Story wise it's a pretty classic Metal Gear setup.  There's a bunch of terrorists who have invaded some place and they are after something that isn't called Metal Gear but is blatantly Metal Gear and it's up to you to stop it.  Since I'm writing this so long after finishing it I've kind of forgotten some of the plot.  Mainly it involved Metal Gear, some shit on a plane and child experimentation but the fact I've forgotten the plot might clue you in to just how forgettable and lack luster it was.

But the story isn't the reason Metal Gear Acid is a fucking mess.  No, the story is just a bit dull but it's the gameplay that really makes this game just unenjoyable.  In case you're not aware, Metal Gear Acid isn't played like any other Metal Gear game because this is a card game.

That's right, a fucking turn based CARD game.

 You have a deck of cards that fall into different categories such as weapons, items, actions and special effects that are represented by different characters.  Every card is used to move around the board and lets you move 3 spaces, while special movement cards will allow for greater movement.  Every card also has a cost, so the better cards cost more to use and that means that you have to wait longer between each turn.

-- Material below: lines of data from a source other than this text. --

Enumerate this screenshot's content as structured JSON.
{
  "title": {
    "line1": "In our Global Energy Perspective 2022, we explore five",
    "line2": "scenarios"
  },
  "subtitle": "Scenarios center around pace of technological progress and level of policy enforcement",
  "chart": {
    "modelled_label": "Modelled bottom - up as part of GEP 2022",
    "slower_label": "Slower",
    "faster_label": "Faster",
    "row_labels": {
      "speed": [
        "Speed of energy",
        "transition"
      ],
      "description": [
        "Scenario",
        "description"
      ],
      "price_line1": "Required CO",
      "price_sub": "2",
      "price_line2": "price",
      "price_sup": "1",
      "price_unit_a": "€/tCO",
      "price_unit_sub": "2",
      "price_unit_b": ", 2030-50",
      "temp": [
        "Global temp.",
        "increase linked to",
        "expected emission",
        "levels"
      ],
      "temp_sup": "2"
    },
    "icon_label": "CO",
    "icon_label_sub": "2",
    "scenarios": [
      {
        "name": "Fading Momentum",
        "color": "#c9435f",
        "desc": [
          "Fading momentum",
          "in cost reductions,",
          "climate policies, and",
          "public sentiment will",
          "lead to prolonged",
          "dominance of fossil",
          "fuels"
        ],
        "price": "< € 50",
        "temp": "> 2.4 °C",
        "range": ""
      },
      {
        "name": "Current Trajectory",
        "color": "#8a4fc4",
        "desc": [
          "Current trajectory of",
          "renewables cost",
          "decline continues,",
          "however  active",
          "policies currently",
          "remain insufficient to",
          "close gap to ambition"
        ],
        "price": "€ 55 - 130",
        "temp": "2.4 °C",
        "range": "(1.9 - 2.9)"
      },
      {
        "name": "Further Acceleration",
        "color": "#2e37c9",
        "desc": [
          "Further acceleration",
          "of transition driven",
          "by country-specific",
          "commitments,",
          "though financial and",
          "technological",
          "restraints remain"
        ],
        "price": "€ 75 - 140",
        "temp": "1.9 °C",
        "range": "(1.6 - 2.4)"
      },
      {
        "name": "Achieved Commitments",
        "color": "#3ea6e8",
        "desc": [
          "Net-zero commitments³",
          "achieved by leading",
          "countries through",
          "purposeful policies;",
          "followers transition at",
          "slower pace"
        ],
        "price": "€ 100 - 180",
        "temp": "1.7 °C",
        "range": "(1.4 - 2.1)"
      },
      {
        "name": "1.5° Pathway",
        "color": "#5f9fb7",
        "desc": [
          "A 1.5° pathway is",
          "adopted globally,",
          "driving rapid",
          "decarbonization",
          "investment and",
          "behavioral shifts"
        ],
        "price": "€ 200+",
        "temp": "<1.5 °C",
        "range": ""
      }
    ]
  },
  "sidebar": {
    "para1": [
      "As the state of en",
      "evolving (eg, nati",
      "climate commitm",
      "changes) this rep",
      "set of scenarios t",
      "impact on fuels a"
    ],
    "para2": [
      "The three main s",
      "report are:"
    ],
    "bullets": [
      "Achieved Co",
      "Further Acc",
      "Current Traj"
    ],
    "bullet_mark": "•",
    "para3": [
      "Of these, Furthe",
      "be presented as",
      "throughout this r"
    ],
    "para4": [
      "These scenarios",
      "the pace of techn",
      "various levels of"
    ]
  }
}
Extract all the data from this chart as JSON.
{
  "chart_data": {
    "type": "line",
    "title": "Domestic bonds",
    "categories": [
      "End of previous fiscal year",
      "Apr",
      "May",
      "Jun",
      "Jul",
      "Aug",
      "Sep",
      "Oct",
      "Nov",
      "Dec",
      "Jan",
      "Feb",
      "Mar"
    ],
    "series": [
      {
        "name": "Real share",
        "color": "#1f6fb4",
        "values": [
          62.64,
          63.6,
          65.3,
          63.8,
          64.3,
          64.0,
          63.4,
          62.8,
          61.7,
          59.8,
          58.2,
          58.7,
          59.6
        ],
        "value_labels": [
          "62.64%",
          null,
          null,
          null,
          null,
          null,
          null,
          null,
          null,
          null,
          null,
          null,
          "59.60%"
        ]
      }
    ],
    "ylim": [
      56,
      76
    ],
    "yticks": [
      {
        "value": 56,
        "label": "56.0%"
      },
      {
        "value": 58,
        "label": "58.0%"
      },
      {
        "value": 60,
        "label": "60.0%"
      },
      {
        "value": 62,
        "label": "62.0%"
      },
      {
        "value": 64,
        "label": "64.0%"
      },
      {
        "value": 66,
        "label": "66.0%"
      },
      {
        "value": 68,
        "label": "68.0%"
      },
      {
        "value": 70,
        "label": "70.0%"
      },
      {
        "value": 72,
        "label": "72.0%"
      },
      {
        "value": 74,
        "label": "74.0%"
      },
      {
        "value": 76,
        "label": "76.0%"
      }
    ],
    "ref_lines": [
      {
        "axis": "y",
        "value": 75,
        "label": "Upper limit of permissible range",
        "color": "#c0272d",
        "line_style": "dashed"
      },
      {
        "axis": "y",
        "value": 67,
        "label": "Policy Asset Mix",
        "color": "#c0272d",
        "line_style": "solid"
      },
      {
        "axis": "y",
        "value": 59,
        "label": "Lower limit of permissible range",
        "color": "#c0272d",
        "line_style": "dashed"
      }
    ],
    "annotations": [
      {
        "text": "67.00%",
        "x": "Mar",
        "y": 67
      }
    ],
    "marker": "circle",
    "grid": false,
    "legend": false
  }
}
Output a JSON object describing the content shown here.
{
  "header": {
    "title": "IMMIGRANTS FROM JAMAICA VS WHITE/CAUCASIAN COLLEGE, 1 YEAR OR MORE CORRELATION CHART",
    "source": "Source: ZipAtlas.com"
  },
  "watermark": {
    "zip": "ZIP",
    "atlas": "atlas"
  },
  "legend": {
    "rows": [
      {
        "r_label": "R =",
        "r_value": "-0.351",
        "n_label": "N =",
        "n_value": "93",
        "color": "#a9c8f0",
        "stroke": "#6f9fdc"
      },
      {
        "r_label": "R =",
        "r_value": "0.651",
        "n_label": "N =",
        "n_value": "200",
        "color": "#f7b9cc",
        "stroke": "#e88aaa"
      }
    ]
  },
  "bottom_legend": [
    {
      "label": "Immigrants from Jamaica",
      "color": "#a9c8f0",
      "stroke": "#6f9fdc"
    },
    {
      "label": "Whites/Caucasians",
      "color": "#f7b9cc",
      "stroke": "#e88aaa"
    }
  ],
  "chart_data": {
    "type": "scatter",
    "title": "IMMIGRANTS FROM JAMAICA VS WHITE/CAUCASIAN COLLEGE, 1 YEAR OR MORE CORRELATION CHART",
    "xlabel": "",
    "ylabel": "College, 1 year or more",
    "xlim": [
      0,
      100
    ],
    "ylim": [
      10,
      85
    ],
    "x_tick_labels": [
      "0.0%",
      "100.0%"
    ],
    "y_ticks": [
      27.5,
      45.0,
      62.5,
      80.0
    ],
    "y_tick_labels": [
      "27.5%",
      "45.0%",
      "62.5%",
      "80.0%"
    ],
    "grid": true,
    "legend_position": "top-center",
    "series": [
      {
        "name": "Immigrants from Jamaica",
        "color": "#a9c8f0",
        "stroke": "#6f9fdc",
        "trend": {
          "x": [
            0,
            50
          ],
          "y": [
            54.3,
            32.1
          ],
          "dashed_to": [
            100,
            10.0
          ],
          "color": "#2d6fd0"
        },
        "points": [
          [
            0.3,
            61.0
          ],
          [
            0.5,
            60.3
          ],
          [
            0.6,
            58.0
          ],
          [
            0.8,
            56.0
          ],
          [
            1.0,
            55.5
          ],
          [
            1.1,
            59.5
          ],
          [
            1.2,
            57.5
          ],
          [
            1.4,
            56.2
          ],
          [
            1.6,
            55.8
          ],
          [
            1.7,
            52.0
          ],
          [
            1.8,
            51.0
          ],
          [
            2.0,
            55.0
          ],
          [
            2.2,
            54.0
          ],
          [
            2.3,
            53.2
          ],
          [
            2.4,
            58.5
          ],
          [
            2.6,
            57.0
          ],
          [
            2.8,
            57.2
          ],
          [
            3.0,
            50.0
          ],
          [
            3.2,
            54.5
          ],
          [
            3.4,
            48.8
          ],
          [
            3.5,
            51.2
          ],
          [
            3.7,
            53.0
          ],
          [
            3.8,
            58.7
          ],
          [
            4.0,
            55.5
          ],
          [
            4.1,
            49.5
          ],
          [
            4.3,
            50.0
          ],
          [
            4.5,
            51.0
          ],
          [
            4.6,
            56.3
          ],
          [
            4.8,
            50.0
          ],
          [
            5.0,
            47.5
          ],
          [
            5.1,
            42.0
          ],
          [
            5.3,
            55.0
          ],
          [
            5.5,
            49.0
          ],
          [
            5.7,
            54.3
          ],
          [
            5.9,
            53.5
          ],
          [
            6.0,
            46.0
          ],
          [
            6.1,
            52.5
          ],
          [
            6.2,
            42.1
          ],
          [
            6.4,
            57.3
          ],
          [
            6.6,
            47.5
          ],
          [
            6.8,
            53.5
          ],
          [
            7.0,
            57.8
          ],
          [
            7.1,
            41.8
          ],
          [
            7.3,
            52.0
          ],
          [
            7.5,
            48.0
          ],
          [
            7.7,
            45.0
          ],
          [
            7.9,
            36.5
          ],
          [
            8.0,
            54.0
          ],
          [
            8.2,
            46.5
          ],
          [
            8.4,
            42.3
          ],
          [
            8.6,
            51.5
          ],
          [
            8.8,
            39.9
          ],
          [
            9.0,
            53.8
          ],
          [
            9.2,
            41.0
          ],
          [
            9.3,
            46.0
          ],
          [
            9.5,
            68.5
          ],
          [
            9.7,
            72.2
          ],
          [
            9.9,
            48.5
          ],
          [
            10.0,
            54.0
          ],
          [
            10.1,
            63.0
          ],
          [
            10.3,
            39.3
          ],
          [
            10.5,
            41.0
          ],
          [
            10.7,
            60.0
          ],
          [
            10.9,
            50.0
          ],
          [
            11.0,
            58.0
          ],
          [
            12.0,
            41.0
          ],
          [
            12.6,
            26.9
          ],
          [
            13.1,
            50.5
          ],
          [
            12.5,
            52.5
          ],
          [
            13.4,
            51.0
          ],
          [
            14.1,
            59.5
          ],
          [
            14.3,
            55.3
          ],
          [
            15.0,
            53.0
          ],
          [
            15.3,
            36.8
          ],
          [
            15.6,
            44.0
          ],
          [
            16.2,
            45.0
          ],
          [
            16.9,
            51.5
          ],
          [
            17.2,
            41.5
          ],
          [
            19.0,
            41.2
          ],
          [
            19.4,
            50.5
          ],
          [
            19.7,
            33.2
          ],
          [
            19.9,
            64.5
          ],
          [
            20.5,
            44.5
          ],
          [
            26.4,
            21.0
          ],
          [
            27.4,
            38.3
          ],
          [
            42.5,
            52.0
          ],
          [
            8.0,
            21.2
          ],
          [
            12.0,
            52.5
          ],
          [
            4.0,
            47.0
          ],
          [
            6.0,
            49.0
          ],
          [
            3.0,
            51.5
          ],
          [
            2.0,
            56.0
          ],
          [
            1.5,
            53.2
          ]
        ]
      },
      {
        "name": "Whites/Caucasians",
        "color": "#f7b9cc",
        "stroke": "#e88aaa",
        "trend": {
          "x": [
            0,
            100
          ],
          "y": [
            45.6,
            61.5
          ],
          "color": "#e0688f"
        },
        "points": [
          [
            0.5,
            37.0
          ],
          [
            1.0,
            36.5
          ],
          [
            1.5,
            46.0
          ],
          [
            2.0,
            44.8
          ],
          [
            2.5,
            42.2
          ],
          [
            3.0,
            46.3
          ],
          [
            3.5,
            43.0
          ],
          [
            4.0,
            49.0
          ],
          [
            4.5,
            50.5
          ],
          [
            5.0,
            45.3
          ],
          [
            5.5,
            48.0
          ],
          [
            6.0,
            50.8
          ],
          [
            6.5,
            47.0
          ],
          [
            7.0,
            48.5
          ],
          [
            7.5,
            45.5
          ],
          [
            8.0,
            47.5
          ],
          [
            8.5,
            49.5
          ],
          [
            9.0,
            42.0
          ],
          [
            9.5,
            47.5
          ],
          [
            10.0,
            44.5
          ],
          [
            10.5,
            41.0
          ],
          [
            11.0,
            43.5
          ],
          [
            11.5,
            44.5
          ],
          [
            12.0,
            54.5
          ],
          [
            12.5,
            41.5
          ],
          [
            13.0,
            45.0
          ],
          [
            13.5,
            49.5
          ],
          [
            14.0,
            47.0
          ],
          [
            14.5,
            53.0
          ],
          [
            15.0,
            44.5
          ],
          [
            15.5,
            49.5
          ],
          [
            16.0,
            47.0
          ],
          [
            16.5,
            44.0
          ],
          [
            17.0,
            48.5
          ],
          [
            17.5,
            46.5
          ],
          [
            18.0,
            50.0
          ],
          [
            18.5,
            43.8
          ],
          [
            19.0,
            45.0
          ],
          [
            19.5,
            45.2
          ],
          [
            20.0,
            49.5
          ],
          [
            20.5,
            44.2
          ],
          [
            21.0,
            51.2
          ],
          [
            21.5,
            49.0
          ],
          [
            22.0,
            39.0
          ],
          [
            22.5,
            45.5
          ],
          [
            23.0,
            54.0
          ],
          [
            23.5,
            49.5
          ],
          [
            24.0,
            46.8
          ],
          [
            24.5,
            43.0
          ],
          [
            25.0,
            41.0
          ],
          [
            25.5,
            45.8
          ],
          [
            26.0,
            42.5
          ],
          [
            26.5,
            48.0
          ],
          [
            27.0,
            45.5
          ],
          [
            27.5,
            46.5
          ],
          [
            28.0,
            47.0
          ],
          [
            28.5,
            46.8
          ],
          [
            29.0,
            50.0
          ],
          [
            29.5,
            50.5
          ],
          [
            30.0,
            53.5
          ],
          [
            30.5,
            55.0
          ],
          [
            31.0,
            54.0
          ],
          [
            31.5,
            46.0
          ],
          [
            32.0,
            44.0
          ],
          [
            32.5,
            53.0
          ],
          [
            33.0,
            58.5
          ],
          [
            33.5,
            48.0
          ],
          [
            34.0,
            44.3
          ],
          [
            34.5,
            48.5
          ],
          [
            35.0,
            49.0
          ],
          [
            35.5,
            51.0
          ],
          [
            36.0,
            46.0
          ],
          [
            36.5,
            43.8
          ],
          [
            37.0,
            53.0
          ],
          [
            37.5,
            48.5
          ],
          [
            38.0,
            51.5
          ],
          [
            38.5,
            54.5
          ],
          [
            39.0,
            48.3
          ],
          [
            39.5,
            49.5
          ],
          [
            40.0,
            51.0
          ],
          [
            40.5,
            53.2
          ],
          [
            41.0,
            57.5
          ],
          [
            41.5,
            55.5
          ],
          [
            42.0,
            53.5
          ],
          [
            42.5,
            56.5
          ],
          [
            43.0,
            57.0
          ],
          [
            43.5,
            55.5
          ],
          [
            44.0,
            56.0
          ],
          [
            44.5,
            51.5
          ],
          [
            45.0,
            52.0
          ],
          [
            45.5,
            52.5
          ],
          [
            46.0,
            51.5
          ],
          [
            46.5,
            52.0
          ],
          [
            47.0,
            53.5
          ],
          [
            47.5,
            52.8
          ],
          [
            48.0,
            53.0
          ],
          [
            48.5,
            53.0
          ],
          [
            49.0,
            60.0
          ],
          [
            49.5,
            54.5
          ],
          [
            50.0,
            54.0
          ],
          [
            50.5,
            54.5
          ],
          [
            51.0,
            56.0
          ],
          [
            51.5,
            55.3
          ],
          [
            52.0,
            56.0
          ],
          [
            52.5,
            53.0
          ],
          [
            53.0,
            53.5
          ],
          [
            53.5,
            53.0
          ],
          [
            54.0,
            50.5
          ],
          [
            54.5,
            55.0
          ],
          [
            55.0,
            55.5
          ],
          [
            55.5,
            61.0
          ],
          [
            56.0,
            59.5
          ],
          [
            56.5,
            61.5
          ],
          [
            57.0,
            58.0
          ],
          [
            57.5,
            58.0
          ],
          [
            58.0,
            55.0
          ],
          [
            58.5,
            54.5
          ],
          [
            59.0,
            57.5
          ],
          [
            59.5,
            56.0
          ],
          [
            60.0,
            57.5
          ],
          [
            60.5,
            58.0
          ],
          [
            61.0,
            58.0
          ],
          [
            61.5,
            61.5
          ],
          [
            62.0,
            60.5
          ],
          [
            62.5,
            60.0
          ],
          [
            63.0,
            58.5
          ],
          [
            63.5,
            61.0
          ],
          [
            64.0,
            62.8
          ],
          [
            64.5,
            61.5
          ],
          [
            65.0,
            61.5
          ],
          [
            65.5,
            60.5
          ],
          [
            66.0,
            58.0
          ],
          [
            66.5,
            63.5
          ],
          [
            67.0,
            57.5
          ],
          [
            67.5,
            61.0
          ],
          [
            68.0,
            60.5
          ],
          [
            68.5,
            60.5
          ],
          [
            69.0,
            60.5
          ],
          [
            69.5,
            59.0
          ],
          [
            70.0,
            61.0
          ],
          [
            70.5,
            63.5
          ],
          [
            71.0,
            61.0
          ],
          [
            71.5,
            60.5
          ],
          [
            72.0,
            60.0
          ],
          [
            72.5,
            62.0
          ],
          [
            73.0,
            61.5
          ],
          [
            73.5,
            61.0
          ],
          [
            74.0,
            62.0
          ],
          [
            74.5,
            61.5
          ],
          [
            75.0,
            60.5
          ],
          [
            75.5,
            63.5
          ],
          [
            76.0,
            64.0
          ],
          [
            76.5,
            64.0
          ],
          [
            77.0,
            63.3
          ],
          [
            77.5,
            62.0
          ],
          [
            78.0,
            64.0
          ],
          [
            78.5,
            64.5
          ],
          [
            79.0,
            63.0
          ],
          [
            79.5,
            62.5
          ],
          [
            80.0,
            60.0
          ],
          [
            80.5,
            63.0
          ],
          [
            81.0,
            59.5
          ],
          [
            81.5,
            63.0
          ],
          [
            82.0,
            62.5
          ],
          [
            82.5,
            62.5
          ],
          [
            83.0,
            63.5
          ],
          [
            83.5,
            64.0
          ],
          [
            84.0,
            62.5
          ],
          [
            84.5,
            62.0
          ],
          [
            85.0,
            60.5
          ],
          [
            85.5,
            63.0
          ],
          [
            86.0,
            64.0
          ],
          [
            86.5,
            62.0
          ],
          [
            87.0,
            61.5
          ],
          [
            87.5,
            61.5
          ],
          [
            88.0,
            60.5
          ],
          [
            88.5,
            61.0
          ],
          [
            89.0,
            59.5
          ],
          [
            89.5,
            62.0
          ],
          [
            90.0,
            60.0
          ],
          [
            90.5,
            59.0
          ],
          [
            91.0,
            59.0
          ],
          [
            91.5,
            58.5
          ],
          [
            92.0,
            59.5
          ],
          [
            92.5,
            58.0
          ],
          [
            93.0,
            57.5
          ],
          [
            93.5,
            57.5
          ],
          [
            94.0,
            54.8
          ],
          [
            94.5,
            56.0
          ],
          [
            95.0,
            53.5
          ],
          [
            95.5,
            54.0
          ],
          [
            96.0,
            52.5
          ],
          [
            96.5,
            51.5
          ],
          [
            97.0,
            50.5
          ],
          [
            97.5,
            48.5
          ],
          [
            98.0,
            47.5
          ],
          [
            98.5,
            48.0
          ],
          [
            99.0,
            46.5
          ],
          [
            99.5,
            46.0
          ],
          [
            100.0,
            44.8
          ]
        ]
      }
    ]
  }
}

Now the reason this game is a load of bullshit is because everything you do is dependant on what kind of cards you draw.  It's fine at first but there are certain points in the game where you NEED specific cards to do specific things and if you don't get lucky and draw your card then you'll just be sat there discarding shit for 5 or 6 turns until the card you eventually DO want shows up.

An example of this is there is a level where you are required to snipe flying cameras so that you can cross a bridge.  By that point in the game I had maybe 3 or 4 sniper rifle cards available, but I lost the mission multiple times because the game wouldn't give me the fucking cards to use, so they would just eventually move into my half of the map and spot me, calling a bunch of guards to enter the level and fuck me all up.

Now I guess you could just say to me "well why didn't you go and get more sniper rifles then?", but the problem with that is the only way to really get more cards quickly without having to tediously grind out old levels is to buy booster packs.  A booster pack gives you 3 cards, and usually it gives you 3 shit ones.  Through my entire playthrough I only got one rare card in a booster and the rare was so shit that I ended up never using it.  The one good thing about the boosters is the variety in the packs.  For example, at the start you only have access to Metal Gear Solid 1 themed cards, but as you progress you unlock MGS2, 3 and even Metal Gear 1 and 2 themed cards, so if you're the kind of person who enjoys collecting digital cards then you have a lot to work with here.

I'm being overly harsh when I say Metal Gear Acid is a fucking mess, but it's certainly frustrating and sometimes VERY unfun to play with certain levels being made an absolute chore by the games fucking stupid card thing.  Still though, it's a unique take on the Metal Gear series and maybe the sequel that I've not played is way better, so it's at least worth a quick go on your PSP.